Home Yahoo Ramping Up Content Networks – But Scaling Back on RSS?

Yahoo Ramping Up Content Networks – But Scaling Back on RSS?

This week Yahoo has released some new
initiatives and polished up the design of existing content properties. Here is R/WW’s summary of the action, along with some commentary…

Yahoo TV re-design – and is Yahoo scaling back RSS?

Yahoo TV has had a re-design, giving it a liberal
sprinkling of Ajax and social Web features. I was interested to read Steve Rubel’s take
on this and other recent Yahoo re-designs, in which he claims that Yahoo is “backing away
from RSS”. He wrote:

“In the past few weeks Yahoo has rolled out three major new web sites – Yahoo! Food, Yahoo! Advertising and Yahoo! TV. They’re great sites, but none of them has
feeds. There’s a reason why – eyeballs.”

Of course, those three sites that Steve mentions are all very mainstream – and RSS is
still not anywhere near mass uptake. But Steve is right that Yahoo has been a leader over
the past couple of years in efforts to mainstream RSS, so it is a little disappointing
they aren’t continuing to push it in the likes of Y! TV.

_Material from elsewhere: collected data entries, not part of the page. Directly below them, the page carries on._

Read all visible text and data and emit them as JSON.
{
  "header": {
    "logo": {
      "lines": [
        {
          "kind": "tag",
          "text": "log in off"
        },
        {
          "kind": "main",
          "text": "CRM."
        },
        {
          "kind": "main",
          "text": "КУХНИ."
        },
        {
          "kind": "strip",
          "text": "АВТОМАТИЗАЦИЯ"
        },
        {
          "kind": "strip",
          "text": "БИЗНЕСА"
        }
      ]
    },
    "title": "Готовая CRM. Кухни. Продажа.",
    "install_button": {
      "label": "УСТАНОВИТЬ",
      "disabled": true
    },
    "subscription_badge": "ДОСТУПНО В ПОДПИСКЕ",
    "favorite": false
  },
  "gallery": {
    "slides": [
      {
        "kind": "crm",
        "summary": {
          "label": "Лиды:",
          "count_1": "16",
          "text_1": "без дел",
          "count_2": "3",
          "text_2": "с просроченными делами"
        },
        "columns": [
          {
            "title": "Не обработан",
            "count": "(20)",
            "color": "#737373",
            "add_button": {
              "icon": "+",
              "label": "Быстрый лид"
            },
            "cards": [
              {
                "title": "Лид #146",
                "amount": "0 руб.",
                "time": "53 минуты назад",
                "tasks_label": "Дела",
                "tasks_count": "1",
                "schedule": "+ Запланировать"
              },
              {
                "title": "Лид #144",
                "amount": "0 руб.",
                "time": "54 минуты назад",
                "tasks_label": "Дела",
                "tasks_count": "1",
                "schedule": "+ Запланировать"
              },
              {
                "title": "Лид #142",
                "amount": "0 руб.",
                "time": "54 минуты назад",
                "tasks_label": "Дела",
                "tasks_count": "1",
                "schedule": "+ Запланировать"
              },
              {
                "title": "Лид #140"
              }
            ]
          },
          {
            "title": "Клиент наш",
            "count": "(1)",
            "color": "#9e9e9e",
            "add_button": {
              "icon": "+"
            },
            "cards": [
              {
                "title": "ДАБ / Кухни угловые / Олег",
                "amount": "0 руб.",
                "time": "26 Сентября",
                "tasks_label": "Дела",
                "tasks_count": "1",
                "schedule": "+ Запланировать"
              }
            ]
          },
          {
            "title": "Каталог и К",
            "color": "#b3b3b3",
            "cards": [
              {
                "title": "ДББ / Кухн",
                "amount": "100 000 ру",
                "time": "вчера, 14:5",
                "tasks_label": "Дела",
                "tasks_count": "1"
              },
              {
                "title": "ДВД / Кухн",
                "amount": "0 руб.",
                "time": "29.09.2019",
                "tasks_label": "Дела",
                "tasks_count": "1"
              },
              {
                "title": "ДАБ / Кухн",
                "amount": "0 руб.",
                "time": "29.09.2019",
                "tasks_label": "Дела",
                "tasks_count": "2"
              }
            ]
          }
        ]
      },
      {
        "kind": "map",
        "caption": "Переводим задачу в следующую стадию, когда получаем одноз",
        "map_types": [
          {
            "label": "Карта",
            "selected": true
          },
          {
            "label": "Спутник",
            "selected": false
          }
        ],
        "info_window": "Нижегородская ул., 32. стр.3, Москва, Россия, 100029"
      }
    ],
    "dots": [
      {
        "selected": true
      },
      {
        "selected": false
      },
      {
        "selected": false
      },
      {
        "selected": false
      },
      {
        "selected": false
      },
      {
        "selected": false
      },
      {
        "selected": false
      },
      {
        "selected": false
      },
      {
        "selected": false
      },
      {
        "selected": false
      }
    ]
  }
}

RSS is already in MyYahoo, the new homepage released earlier this year, and in the
Yahoo Mail Beta. So I would’ve thought there are plenty of cross-linking and promotional
‘eyeball’ opportunities – e.g. a user subscribes to their Y! TV feeds in MyYahoo. I’ll
try and follow up with some folks in Yahoo to find out more about their current strategy
with RSS – perhaps they have found that RSS is getting very low uptake from the more
mainstream sites and so they don’t consider it worthwhile including at this point.

Brand Universe

In other news,
Variety is reporting
that Yahoo has a “brand universe” plan:

“[Yahoo] has identified more than 100 properties that are the most popular, or
fastest-growing, with its users and is building what it calls a “brand universe” Web site
around each one. Set to launch throughout 2007, they will bring content from throughout
Yahoo!’s network into one destination for fans.”

It’s not explained all that well in the Variety article, but basically this will be
like a custom Yahoo portal for external brands. An early example is a Yahoo-branded site
for Nintendo’s Wii, which includes “articles from
Yahoo! Games, fan pictures from photo site Flickr, purchase options from Yahoo! Shopping,
user questions and responses from Yahoo! Answers and links to outside articles from
bookmarking site Del.icio.us.”

What’s particularly interesting about this is that Yahoo won’t necessarily be
working with the brands
to get the content – i.e. it won’t necessarily be exclusive or licensed
content. Traditionally Yahoo has partnered with media sites, but (perhaps taking a bit of
a lead from popular Web 2.0 services like YouTube) it is now actively and freely
utilizing other peoples content. Probably without the legal issues YouTube has
though!

Mixd

Finally a product called Mixd came to public attention this week. It is is a group
mobile messaging tool for the youth market and is still in the experimental stages.
However Techcrunch managed to get a tip
off
and so the site has now been well publicized. Mixd seems like an interesting site
for its target market, but the current experimental nature of Mixd means there isn’t too
much to read into it from a high level perspective.

What do all of these things have in common?

All these announcements from Yahoo will remind people of the recent
internal memo
by Yahoo senior VP Brad Garlinghouse – dubbed the ‘Peanut Butter
Manifesto’ – in which he claimed that Yahoo as a company is unfocused and has too many product
lines that cross over. But there is a common thread here, which is that Yahoo is
continuing to pump out Web content networks (albeit with a slight question mark over RSS
in some properties now).

Yahoo is much more a content company than Microsoft or Google,
so all of the above news serves to reinforce that and remind us that Yahoo is keeping busy
building up its media network. Nothing sensational, but there are interesting developments here in terms of RSS and Yahoo using non-licensed content.